Il commence aussi à utiliser le flash qui fait des gouttes d'eau autant de points lumineux, et qui met l'accent sur un visage.
On découvre une série encore plus ancienne, en noir et blanc aussi, The Non-Conformists (1975), réalisée par Martin Parr alors qu'il vient de finir ses études. Il suit des communautés méthodistes et baptistes du Yorkshire. Bord de mer, repas : on remarque déjà des sujets qui seront récurrents dans son œuvre. Ce sont les scènes de la vie ordinaire qui l'intéressent. "C'est en faisant cette série qu'il s'aperçoit que c'est compliqué d'avoir un regard distancié et critique sur des gens qu'on côtoie tous les jours. C'est à partir de ce moment-là qu'il va se dire qu'il a besoin de garder de la distance avec les sujets qu'il photographie", raconte Alice Malinge.

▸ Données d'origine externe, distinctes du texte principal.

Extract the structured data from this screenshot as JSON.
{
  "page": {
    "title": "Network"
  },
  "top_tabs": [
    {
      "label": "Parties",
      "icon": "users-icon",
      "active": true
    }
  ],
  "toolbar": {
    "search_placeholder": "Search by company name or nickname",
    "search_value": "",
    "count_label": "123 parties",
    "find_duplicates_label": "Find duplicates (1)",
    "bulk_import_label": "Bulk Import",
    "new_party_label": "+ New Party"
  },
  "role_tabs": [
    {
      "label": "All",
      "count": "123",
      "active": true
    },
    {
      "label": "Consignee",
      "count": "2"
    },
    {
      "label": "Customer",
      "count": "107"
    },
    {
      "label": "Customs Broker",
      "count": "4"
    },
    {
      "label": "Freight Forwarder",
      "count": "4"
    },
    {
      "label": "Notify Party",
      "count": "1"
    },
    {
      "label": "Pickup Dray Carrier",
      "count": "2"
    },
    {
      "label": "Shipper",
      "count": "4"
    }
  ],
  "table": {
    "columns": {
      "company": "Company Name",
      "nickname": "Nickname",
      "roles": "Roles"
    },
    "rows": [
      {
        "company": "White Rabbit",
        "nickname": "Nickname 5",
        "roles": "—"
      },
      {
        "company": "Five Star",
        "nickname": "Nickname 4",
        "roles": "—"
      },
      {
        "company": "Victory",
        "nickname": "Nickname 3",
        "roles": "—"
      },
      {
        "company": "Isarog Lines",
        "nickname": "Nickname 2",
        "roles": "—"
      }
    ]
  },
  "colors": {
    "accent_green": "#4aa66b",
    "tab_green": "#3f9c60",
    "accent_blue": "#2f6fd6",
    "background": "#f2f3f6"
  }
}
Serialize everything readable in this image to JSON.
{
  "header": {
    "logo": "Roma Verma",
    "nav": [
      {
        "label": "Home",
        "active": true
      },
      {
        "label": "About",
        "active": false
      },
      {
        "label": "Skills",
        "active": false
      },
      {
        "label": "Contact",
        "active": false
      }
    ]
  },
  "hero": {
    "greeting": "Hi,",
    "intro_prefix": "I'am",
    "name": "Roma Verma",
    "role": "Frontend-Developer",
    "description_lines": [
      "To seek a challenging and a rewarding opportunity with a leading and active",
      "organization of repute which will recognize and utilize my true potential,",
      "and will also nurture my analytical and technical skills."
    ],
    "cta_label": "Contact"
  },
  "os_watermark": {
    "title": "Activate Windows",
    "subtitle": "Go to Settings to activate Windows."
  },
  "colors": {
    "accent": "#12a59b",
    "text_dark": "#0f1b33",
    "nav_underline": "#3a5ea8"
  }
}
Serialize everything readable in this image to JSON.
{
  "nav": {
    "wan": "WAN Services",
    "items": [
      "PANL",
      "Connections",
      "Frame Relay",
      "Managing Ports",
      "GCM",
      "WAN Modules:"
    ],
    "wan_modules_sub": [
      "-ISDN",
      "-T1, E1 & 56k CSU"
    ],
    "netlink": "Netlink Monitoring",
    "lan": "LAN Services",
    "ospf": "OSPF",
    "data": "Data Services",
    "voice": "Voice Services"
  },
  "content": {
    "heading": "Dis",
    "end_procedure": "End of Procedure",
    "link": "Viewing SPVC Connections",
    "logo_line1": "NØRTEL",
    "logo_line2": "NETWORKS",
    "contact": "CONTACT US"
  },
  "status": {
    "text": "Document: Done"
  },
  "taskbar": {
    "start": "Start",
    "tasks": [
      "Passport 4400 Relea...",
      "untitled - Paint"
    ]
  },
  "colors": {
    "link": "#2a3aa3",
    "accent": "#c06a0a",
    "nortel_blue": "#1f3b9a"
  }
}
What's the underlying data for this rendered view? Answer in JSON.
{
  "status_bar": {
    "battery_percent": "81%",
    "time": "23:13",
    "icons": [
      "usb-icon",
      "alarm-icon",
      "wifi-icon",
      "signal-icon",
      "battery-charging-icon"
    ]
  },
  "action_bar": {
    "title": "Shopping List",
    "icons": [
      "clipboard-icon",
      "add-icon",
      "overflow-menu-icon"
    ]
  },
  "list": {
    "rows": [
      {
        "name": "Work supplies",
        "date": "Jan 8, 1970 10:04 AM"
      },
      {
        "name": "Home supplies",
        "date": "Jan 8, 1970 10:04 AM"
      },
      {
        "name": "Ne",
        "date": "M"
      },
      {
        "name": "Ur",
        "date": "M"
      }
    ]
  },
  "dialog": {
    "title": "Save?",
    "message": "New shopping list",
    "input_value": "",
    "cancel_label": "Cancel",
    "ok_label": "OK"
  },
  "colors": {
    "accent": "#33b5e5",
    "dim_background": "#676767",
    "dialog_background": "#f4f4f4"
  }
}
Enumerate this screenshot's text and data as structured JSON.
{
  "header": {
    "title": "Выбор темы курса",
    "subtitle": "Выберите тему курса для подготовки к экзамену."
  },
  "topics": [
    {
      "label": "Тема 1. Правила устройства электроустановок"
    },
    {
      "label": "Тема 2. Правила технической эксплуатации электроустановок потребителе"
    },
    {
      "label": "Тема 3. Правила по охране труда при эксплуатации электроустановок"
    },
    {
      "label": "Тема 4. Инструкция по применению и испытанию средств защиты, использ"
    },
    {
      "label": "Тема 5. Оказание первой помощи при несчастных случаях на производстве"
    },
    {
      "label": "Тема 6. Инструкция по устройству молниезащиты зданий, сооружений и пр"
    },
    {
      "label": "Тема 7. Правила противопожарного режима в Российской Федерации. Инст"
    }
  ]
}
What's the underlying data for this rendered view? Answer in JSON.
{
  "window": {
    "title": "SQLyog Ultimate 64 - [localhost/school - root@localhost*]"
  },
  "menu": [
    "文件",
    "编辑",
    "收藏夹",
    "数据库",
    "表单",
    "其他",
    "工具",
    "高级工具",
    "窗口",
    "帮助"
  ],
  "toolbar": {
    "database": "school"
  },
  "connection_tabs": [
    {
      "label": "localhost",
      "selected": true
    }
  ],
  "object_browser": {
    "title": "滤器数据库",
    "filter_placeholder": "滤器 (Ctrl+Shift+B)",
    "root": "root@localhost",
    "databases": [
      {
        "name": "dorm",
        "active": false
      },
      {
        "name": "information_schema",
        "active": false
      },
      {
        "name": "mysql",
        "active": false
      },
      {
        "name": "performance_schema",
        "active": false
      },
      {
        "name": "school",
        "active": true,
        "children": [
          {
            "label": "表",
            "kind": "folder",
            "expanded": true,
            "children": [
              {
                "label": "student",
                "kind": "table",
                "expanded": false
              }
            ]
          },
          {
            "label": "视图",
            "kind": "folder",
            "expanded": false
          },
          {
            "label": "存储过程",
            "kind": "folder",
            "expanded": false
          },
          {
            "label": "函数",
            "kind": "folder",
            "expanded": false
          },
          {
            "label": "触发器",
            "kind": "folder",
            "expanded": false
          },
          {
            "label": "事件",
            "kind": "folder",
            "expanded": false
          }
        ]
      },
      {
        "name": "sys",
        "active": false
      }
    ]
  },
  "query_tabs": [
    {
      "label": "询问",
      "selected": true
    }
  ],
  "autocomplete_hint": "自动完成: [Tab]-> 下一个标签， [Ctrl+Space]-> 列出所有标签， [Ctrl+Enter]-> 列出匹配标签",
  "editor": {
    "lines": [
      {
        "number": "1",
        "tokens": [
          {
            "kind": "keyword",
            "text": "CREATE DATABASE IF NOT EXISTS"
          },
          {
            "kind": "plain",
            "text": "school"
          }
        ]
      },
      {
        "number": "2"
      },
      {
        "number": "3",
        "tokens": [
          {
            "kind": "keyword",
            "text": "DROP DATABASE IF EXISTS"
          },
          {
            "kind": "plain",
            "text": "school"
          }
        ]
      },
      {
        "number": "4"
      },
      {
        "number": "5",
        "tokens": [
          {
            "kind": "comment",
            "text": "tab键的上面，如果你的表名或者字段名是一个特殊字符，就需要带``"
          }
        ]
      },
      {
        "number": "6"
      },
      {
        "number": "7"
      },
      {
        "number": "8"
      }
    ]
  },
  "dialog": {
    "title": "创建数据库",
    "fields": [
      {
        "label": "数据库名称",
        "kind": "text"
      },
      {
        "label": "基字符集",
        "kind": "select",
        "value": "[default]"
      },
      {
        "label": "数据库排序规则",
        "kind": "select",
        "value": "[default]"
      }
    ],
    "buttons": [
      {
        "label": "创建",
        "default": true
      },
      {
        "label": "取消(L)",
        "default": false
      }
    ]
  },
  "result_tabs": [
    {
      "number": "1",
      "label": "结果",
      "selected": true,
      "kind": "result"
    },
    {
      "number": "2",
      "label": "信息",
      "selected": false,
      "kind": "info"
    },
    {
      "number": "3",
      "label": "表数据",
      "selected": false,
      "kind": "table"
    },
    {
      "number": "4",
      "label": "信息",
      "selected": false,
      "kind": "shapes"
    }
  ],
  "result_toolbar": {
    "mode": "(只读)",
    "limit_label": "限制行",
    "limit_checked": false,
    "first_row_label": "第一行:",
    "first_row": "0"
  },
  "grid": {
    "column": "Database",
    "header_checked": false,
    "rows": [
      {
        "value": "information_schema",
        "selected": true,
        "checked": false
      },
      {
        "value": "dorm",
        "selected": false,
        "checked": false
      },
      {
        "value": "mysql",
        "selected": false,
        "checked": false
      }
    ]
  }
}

Riches et pauvres, la comédie de la vie quotidienne
"Je m'intéresse à la vie quotidienne, mon terrain de jeux ça peut être la plage ou le supermarché. Mon boulot c'est de faire des photographies intéressantes au cours de la vie ordinaire des gens", a expliqué le photographe sur France Culture le 12 juin. La vie ordinaire des riches comme des pauvres, même s'il semble avoir moins d'empathie pour les premiers.
Sa première série réalisée en couleurs,The Last Resort (1983-1985), est beaucoup plus sarcastique que les précédentes. On est à New Brighton, une cité balnéaire sur le déclin près de Liverpool, en pleine période thatchérienne. La population ouvrière, durement frappée par le chômage, y profite de la plage. Mais c'est à l'ombre d'un engin de chantier qu'on étend sa serviette. Une jeune maman allongée le long d'une digue semble exaspérée par les cris de son bébé, la glace coule sur le menton des enfants et on se bouscule en grimaçant pour acheter des hot-dogs.
On a reproché à Martin Parr de se moquer des gens. "Il part de l'idée que les gens sont drôles. Quand il a présenté cette série à Liverpool, les gens ont apprécié d'être montrés comme ça, ça les a amusés. Par contre à Londres, il a été beaucoup critiqué, on l'a accusé d'être méprisant", raconte Alice Malinge. "L'ouvrier parle de façon beaucoup plus ouverte et simple", et accepte bien plus volontiers d'être photographié, dit par ailleurs l'artiste sur France Culture.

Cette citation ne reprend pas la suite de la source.